La dimensión ética y social de la planificación estratégica pública emerge como un elemento diferenciador fundamental que no constituye una limitación, sino una fortaleza distintiva del sector público. La argumentación evidencia que la incorporación de consideraciones éticas y el reconocimiento del impacto social directo de las decisiones gubernamentales enriquecen el proceso estratégico, dotándolo de legitimidad y pertinencia social.

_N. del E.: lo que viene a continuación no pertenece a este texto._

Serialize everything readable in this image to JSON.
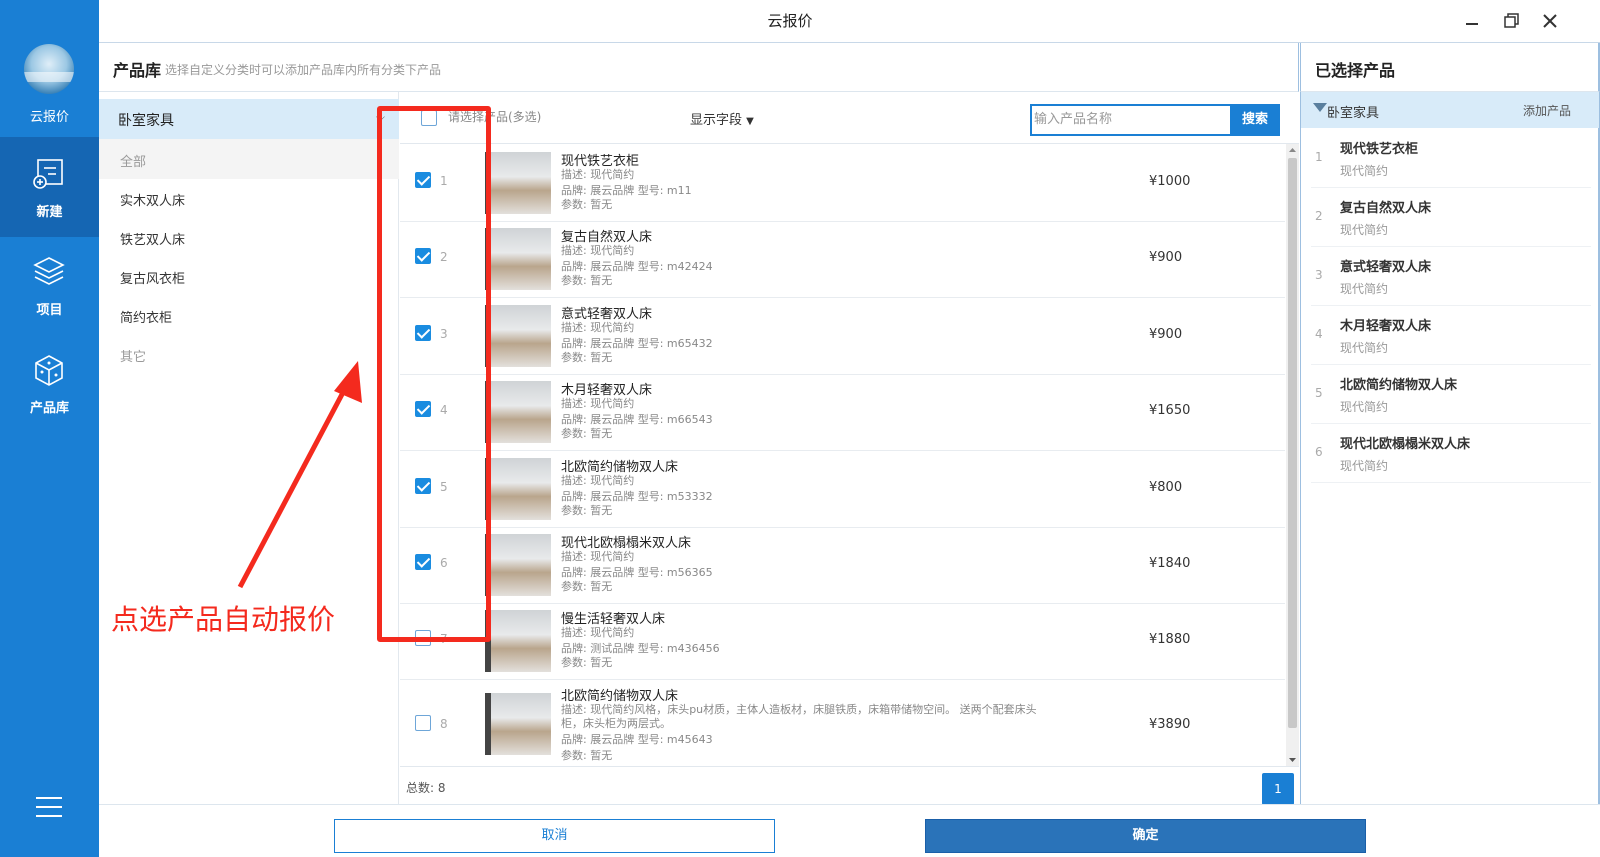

La síntesis argumentativa conduce hacia la confirmación de la hipótesis planteada: un modelo teórico de planificación estratégica construido desde la perspectiva fenomenológica de los actores organizacionales puede contribuir significativamente al fortalecimiento de la gestión pública. Este modelo debe integrar las lecciones aprendidas del análisis histórico, incorporar mecanismos de flexibilidad para responder a las críticas identificadas, y reconocer la naturaleza política y social distintiva del quehacer gubernamental.
En términos de las relaciones establecidas entre la argumentación desarrollada y el tema central de investigación, se confirma que la planificación estratégica representa más que una herramienta técnica: constituye una respuesta sistemática a la necesidad de anticipación, coordinación y evaluación en la gestión pública. La articulación entre los fundamentos teóricos, los argumentos a favor y en contra, y el análisis de herramientas específicas sustenta la viabilidad de generar un modelo teórico fundamentado que responda a las particularidades del contexto público venezolano.
Las posibilidades de mejora en la investigación del tema se orientan hacia la profundización en los mecanismos de adaptación de la planificación estratégica a contextos políticos específicos, el desarrollo de metodologías de evaluación integradas que superen la desconexión tradicionalmente observada, y la exploración de enfoques participativos que fortalezcan la dimensión democrática del proceso estratégico. Asimismo, resulta pertinente investigar la aplicabilidad del modelo teórico propuesto en diferentes tipos de organizaciones públicas y contextos institucionales, así como el desarrollo de indicadores específicos para medir la efectividad de la planificación estratégica en términos de impacto social y legitimidad institucional.